İsmail Saymaz, 24 Haziran 2018 seçimlerinden 10 gün önce yaşanan ve terör olayı diyerek açıklanan Suruç'ta AKP'li vekil İbrahim Halil Yıldız ailesi ve aşireti ile Şenyaşar ailesi arasında yaşanan karşılıklı cinayetlerin bilinmeyen hastane baskını tarafını anlattı. İşte 4 yıldır bu ay açılabilen davadaki kan donduran ifadeler.

Bir çoğu AKP'li Milletvekili İbrahim Halil Yıldız'ın ailesi ve aşiretine mensup iki bine yakın kişinin Suruç Devlet Hastanesi'ni basması ile başlayan ve hastanede HDP'li Şenyaşar ailesinden 3 kişinin ölümü ile sonuçlanan olayın bilinmeyenlerini İsmail Saymaz anlattı. Saymaz 4 yıldır sonra daha bu ay açılabilen davasında geçen kan donduran ifadeleri aktardı.

Saymaz "Aşiret devlet olmuş, kendi hukukunu uygulamış orada, ve devlet oyuncağa dönmüş. Devletin hastanesinde elleri silahlı insanlar hasımlarını oksijen tüpüyle silahla, serum askısıyla vurarak öldürmüş" dedi.

Saymaz olayı anlatırken "Celal Şenyaşar müdahale edilemediği için, Adil Şenyaşar 14 kurşun daha yediği için, baba Esvet Şenyaşar başı ezildiği için ölüyor" diye konuştu.

halktv.com.tr Genel Yayın Yönetmeni Hakan Çelenk ise İsmail Saymaz'ın anlattıkları karşısında tepkisi "Savaşta yapmazsın bunu, hastaneyi bombalayamazsın, büyük suçtur, savaş suçudur. Hastanenin içinde de bir şey yapamazsın. Birçok hastanede korumaya bile gerek duymazlar. Böyle bir kalleşliği düşman ordusu bile yapmaz derler. Ve Şanlıurfa'da Türkiye'nin önemli illerinden birinde bunun olması çok insanlık dışı" diyerek gösterdi.
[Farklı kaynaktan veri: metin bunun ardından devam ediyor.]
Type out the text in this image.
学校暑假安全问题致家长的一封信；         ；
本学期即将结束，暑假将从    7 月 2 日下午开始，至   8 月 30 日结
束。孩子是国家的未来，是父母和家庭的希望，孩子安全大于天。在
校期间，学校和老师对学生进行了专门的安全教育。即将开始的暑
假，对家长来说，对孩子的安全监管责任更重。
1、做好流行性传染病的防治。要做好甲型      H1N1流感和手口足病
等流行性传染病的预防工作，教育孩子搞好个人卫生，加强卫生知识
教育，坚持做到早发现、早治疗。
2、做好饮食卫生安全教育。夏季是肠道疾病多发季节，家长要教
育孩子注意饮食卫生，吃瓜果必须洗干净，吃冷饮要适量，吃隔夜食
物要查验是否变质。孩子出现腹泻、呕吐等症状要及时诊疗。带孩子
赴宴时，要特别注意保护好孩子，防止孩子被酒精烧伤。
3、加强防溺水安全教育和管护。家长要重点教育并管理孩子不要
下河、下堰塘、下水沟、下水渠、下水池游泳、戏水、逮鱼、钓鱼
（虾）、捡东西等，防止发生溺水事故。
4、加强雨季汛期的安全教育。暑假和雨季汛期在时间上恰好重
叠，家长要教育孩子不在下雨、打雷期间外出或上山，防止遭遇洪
Mehmet Tezkan'ın da Saymaz'a "Ne değişti de 4 sene sonra dava açılabildi?" diye sorması üzerine İsmail Saymaz "Kamuoyu baskısı, anne Şenyaşar'ın 606 gündür yaptığı eylem var adliye önünde. Kılıçadroğlu da ziyarete gitti. Bir kamuoyu baskısı oluştu" diye yanıtladı.

AKP Milletvekili İbrahim Halil Yıldız ile de röportaj yaptığını söyleyen Saymaz "O da kamuoyu baskısı diyor. O diyor ki üzerimizde kamuoyu baskısı uyguladılar. Fakıbaba, HDP'liler, kamuoyu, savcılığın üzerinde baskı kurarak delil olmadığı halde bizimkileri haksız yere suçlayıp dava açtılar diye düşünüyor" diye konuştu.

İşte AKP'li Yıldız'ın ailesi ve aşireti ve HDP'li aile Şenyaşar ailesi arasında Suruç'ta yaşananların tüm ayrıntıları:

İsmail Saymaz'ın davada geçen ifadelerden aktardıkları şöyle

Bu dava niye 4 yıl sonra açılabildi? Kısaca özetleyim. Taraflardan biri AK Parti Şanlıurfa Milletvekili ve şu an Merkez Karar Yürütme Kurulu Üyesi İbrahim Halil Yıldız. Ve aynı zamanda bir aşiret onlar... Suruçlu bir aşiret. İbrahim Halil Yıldız 2015 yılından bu yana milletvekili.

'Suruç çarşısında AKP'li vekilin seçim gezisinde 2 kişinin öldüğü olay hakkında dava açıldı'

Diğer taraf ise HDP'li Şenyaşar ailesi, onlar aşiret değil aile... 24 Haziran 2018 yılı seçimlerinden 10 gün önce İbrahim Halil Yıldız ailesi akrabası ile çarşıyı geziyor, seçim kampanyası sırasında. HDP'li Şenyaşar ailesinin İstanbul Ucuzluk adlı dükkanına giriyor. İki taraf da birbirini biliyor ve dolayısı ile kavga başlıyor. Kavga alevleniyor ve silahlar çekiliyor. Şenyaşarlardan Fadıl Şenyaşar, milletvekili Yıldız'ın ağabeyi Mehmet Şah Yıldız'ı vurup öldürüyor. Bu anı gören Milletvekili Yıldız'ın diğer ağabeyi Enver Yıldız da silahına davranıyor ve Celal Şenyaşar'ı vuruyor, Adil Şenaşar'ı vuruyor. Karşılıklı 4-5 kişi daha yaralanıyor. Bu ana dair aslında dava açıldı.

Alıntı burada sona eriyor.